The back three, however, enables Arsenal to attack on the front foot. In the 3-4-3, which Arsenal utilized with great success against Tottenham in the North London Derby, the play of the wingbacks works to the strengths of both Kolasinac and Maitland-Niles, who are better attacking than defending. Arsenal’s attack under Emery has relied heavily on the fullbacks getting up field and crossing the ball into attackers in the box. Kolasinac has begun to grow into his role on the left. Whoever plays opposite him will need to rise to the occasion to provide the attacking balance Arsenal will need in order for a back three to work.

Three central defenders, though, works rather will considering the available players. As all central defenders minus Rob Holding are healthy and available, and with Koscielny slowly looking like his former self, Arsenal can rotate their CBs into a back three often, which will hopefully keep the current defensive roster from getting over worked.

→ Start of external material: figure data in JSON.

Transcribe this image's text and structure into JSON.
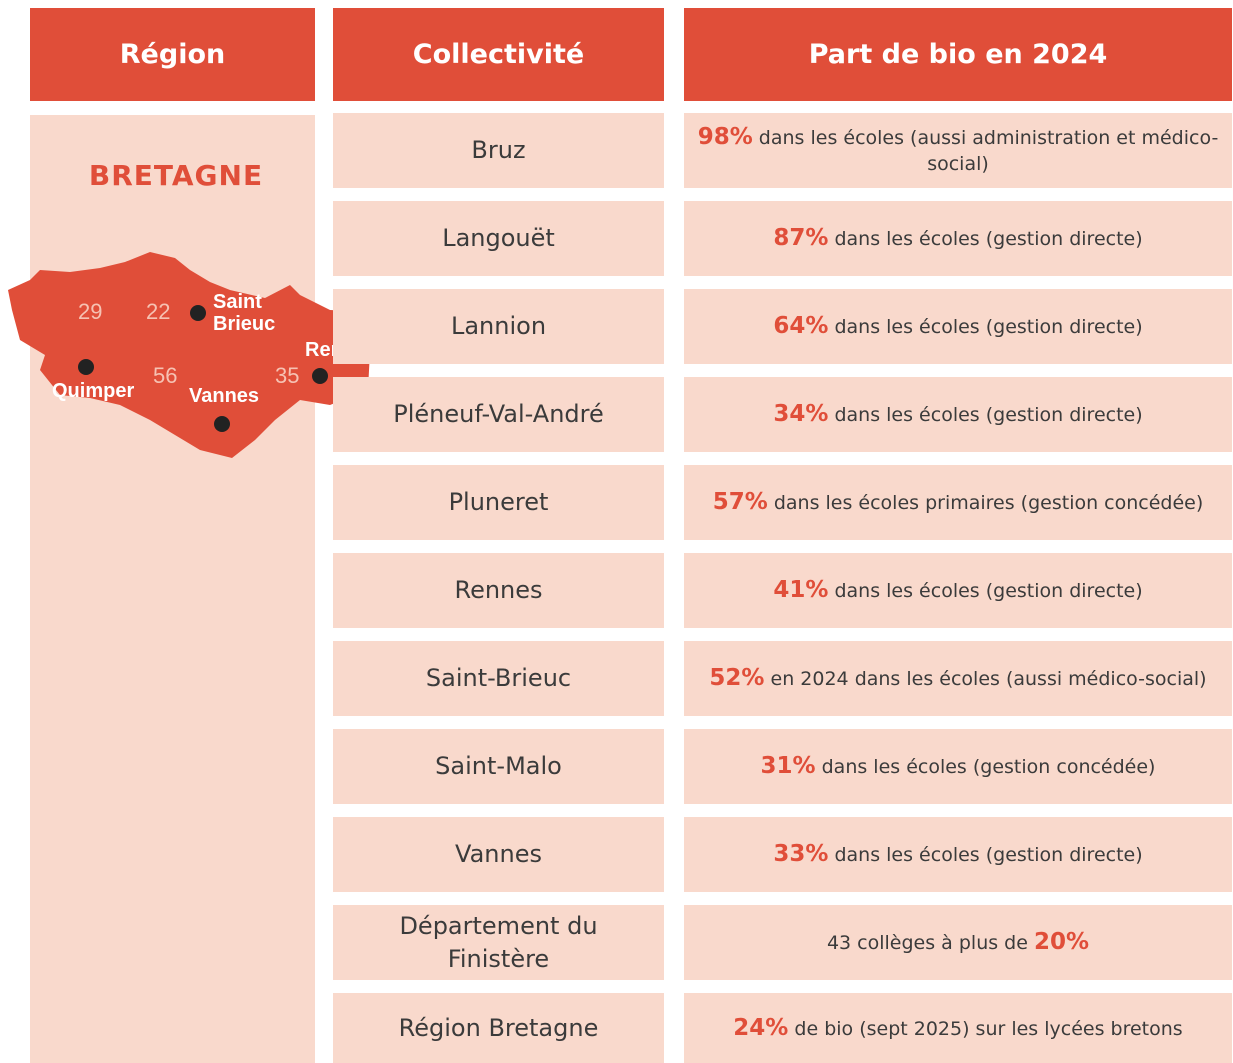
{
  "header": {
    "region": "Région",
    "collectivite": "Collectivité",
    "share": "Part de bio en 2024"
  },
  "region": {
    "name": "BRETAGNE",
    "map": {
      "departments": [
        "29",
        "22",
        "56",
        "35"
      ],
      "cities": [
        "Saint Brieuc",
        "Quimper",
        "Rennes",
        "Vannes"
      ]
    }
  },
  "rows": [
    {
      "collectivite": "Bruz",
      "highlight": "98%",
      "after": " dans les écoles (aussi administration et médico-social)"
    },
    {
      "collectivite": "Langouët",
      "highlight": "87%",
      "after": " dans les écoles (gestion directe)"
    },
    {
      "collectivite": "Lannion",
      "highlight": "64%",
      "after": " dans les écoles (gestion directe)"
    },
    {
      "collectivite": "Pléneuf-Val-André",
      "highlight": "34%",
      "after": " dans les écoles (gestion directe)"
    },
    {
      "collectivite": "Pluneret",
      "highlight": "57%",
      "after": " dans les écoles primaires (gestion concédée)"
    },
    {
      "collectivite": "Rennes",
      "highlight": "41%",
      "after": " dans les écoles (gestion directe)"
    },
    {
      "collectivite": "Saint-Brieuc",
      "highlight": "52%",
      "after": " en 2024 dans les écoles (aussi médico-social)"
    },
    {
      "collectivite": "Saint-Malo",
      "highlight": "31%",
      "after": " dans les écoles (gestion concédée)"
    },
    {
      "collectivite": "Vannes",
      "highlight": "33%",
      "after": " dans les écoles (gestion directe)"
    },
    {
      "collectivite": "Département du Finistère",
      "before": "43 collèges à plus de ",
      "highlight": "20%"
    },
    {
      "collectivite": "Région Bretagne",
      "highlight": "24%",
      "after": " de bio (sept 2025) sur les lycées bretons"
    }
  ]
}
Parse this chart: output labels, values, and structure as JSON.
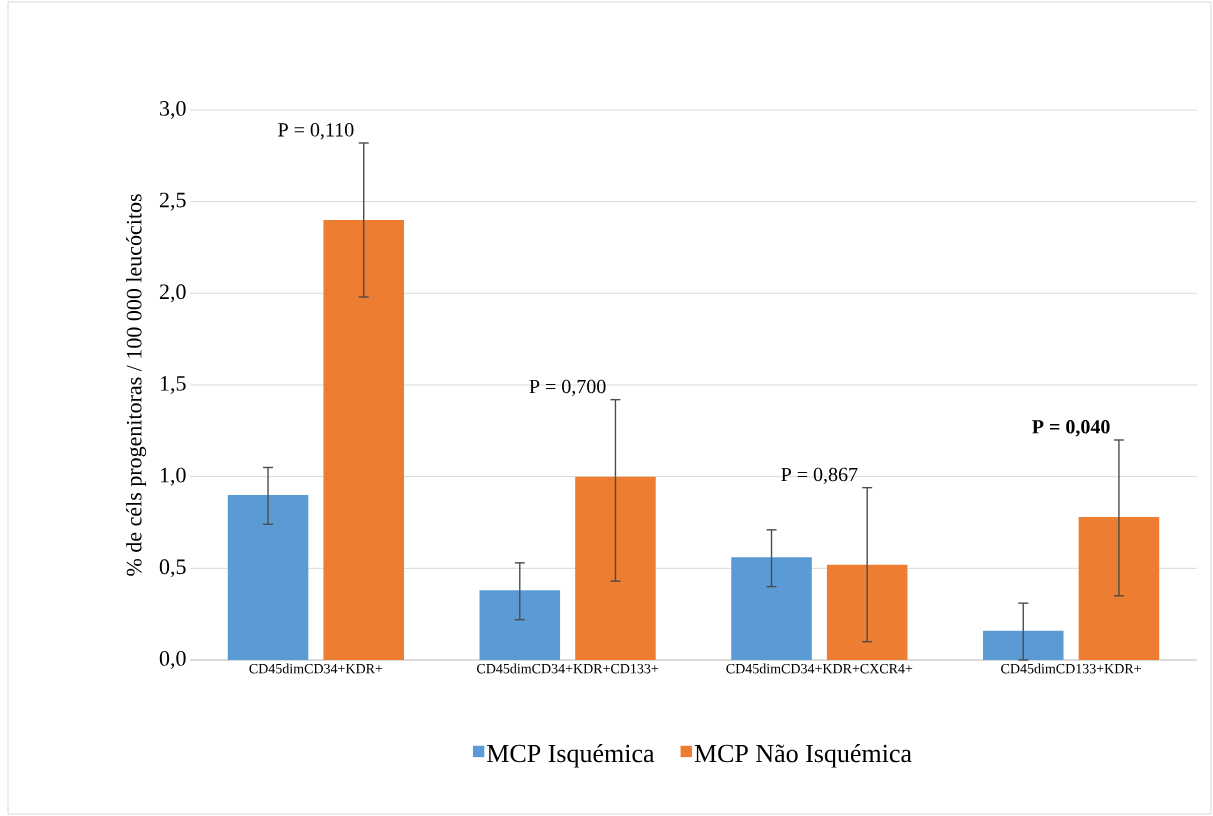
{
  "chart_data": {
    "type": "bar",
    "ylabel": "% de céls progenitoras / 100 000 leucócitos",
    "categories": [
      "CD45dimCD34+KDR+",
      "CD45dimCD34+KDR+CD133+",
      "CD45dimCD34+KDR+CXCR4+",
      "CD45dimCD133+KDR+"
    ],
    "series": [
      {
        "name": "MCP Isquémica",
        "color": "#5b9bd5",
        "values": [
          0.9,
          0.38,
          0.56,
          0.16
        ],
        "errors": [
          [
            0.74,
            1.05
          ],
          [
            0.22,
            0.53
          ],
          [
            0.4,
            0.71
          ],
          [
            0.0,
            0.31
          ]
        ]
      },
      {
        "name": "MCP Não Isquémica",
        "color": "#ed7d31",
        "values": [
          2.4,
          1.0,
          0.52,
          0.78
        ],
        "errors": [
          [
            1.98,
            2.82
          ],
          [
            0.43,
            1.42
          ],
          [
            0.1,
            0.94
          ],
          [
            0.35,
            1.2
          ]
        ]
      }
    ],
    "annotations": [
      "P = 0,110",
      "P = 0,700",
      "P = 0,867",
      "**P = 0,040**"
    ],
    "ylim": [
      0,
      3.0
    ],
    "yticks": [
      {
        "value": 0,
        "label": "0,0"
      },
      {
        "value": 0.5,
        "label": "0,5"
      },
      {
        "value": 1.0,
        "label": "1,0"
      },
      {
        "value": 1.5,
        "label": "1,5"
      },
      {
        "value": 2.0,
        "label": "2,0"
      },
      {
        "value": 2.5,
        "label": "2,5"
      },
      {
        "value": 3.0,
        "label": "3,0"
      }
    ],
    "grid": "y",
    "legend": "bottom"
  }
}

There is also a level of flexibility that a back three allows that a back four does not. Despite typically playing wide in defense, both Nacho Monreal and Stephan Lichtsteiner have played in the back three, albeit to mixed results. Even Granit Xhaka has deputized in the defense in a back three, although that is the kind of last ditch decision that would typically indicate that something has gone horribly, horribly wrong.

No matter how Arsenal choose to line up going forward defensively, they will have to walk a fine line. Any further injuries will put the Gunners into a potentially disastrous state of disarray, lest they start calling up players from the youth academy. This will present a very important test for Emery, and if he passes, Arsenal and their fans will be all the better for it.